Taylor Corley, Reporter
Eric Crum, Editor
Although it has been available for over six months, many students may not be aware of one of the newest technological editions on Berry College’s campus: video games in the library.
The Berry College Memorial Library introduced a new feature this fall allowing students and faculty to check out video games and consoles just as they would books.
“One of our missions is, in addition to being the academic library for everyone, students and faculty alike, we also try to act as the public library,” Director Sherre Harrington said. “We want to offer recreational materials that students can use in their spare time, and give them the opportunity to either relax or engage with information and finding resources. Video games fall along that line.”
The Memorial Library is one of several other campus libraries nationwide that have adopted this new method of offering students easy access to recreational technology. Studies show that whether it be for research purposes or just walking through the doors, students’ GPAs will increase after more interaction in a library. Taking this into account, the Memorial Library staff constantly implements ways to encourage student involvement.

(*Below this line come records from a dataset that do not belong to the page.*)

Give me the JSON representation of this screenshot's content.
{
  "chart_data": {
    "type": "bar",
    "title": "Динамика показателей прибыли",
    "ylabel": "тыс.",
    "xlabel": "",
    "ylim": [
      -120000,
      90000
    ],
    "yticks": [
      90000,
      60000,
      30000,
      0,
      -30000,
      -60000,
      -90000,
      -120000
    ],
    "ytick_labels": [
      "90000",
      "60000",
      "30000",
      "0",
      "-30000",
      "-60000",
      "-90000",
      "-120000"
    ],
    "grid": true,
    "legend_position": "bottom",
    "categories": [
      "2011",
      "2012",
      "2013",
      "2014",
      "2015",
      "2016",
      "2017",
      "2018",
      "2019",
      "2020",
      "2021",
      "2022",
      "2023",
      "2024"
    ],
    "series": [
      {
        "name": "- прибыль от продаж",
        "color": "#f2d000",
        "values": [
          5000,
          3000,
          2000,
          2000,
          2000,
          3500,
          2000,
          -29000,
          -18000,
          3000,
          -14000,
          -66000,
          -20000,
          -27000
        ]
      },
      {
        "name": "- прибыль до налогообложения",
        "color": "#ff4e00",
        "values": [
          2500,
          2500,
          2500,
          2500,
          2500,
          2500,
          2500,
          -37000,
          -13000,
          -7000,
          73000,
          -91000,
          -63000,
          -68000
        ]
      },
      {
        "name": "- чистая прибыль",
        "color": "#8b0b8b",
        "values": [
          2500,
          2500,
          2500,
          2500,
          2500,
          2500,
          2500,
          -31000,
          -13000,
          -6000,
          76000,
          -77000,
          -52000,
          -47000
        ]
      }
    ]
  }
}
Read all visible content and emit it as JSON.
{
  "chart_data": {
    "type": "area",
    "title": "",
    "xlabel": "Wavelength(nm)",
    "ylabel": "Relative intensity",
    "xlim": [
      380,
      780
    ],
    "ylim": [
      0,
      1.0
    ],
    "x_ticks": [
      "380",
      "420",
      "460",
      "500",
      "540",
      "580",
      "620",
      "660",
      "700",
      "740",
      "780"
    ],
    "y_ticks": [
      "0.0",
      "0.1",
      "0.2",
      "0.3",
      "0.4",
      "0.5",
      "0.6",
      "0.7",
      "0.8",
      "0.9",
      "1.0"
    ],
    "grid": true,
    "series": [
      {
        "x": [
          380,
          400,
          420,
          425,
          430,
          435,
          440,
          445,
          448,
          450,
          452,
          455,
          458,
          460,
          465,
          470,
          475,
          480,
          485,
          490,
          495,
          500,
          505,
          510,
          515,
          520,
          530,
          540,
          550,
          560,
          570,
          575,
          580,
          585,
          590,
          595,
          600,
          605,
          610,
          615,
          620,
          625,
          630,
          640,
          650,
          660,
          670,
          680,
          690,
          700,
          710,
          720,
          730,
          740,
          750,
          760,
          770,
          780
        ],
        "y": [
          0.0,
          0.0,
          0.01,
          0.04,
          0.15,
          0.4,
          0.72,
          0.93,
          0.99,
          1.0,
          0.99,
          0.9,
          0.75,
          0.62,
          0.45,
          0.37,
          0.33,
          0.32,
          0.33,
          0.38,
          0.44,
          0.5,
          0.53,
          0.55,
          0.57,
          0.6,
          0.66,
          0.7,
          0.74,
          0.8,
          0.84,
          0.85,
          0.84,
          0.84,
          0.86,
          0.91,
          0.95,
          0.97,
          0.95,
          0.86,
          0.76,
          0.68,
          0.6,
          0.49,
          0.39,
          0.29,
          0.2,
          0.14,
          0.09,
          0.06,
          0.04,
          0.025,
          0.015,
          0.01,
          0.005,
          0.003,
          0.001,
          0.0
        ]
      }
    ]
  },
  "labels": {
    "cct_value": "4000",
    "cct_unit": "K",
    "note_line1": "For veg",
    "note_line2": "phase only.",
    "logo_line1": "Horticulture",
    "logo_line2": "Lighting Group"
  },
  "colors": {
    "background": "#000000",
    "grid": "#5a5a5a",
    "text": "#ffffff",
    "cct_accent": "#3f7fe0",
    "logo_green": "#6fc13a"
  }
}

“We wanted to introduce the video game feature to hopefully draw in students who otherwise might not come into the library,” Harrington said.
Library staff member Dylan Moran proposed the idea to his colleagues after collecting data from the University of North Texas, another academic library that carries a large selection of video games for students to rent.
“We brainstormed and everyone was on board with it,” Moran said. “We got the support and data then went for it.”
Along with catching students’ attention and helping them relax, the addition of video games is the library’s way of keeping up with the times.
“To find out more about this project, I read about evolution of libraries in terms of what things they offer for checkout,” Moran said. “There are libraries that even rent out power tools. But video games support creative design for anyone interested in graphic arts, and there is data out there that proves video games promote problem solving and reduce stress.”
Students are already taking advantage of the library’s gaming selection.
“I’m really excited that the library now offers video games for us to check out,” freshman Will Bannister said. “I was walking through the aisles while taking a study break and I found the video games behind the movies. I ended up renting ‘Overwatch’ for my roommate and I to play on his Xbox.”
In order to achieve widespread influence, Berry’s library has made sure everyone has access to the benefits offered with making video games available to rent.
“We felt like it was important to buy and offer the hardware used to play the games as well for a variety of reasons,” Harrington said. “The most important reason being that not everyone has the money to buy an Xbox or PlayStation, but we want to make sure they still have an opportunity to use the collection.”
There are no fees associated with renting a game or console from the library. However, rather than allowing students four weeks to hold onto a video game as they can with books, games have a two week rental limit.
“Students are allowed to check out video games for two weeks on the idea that there are fewer games than there are books so we want students to share them a little bit more,” Harrington said. “If you check out a book for a paper, it is rare that someone else is going to be working on the same topic so students can keep books longer, but video games are a little different.”
The gaming selection is available online for browsing. The current selection is limited to a little over 40 games for Xbox One and PlayStation 4 only, but the library hopes to introduce Nintendo Switch games by next fall.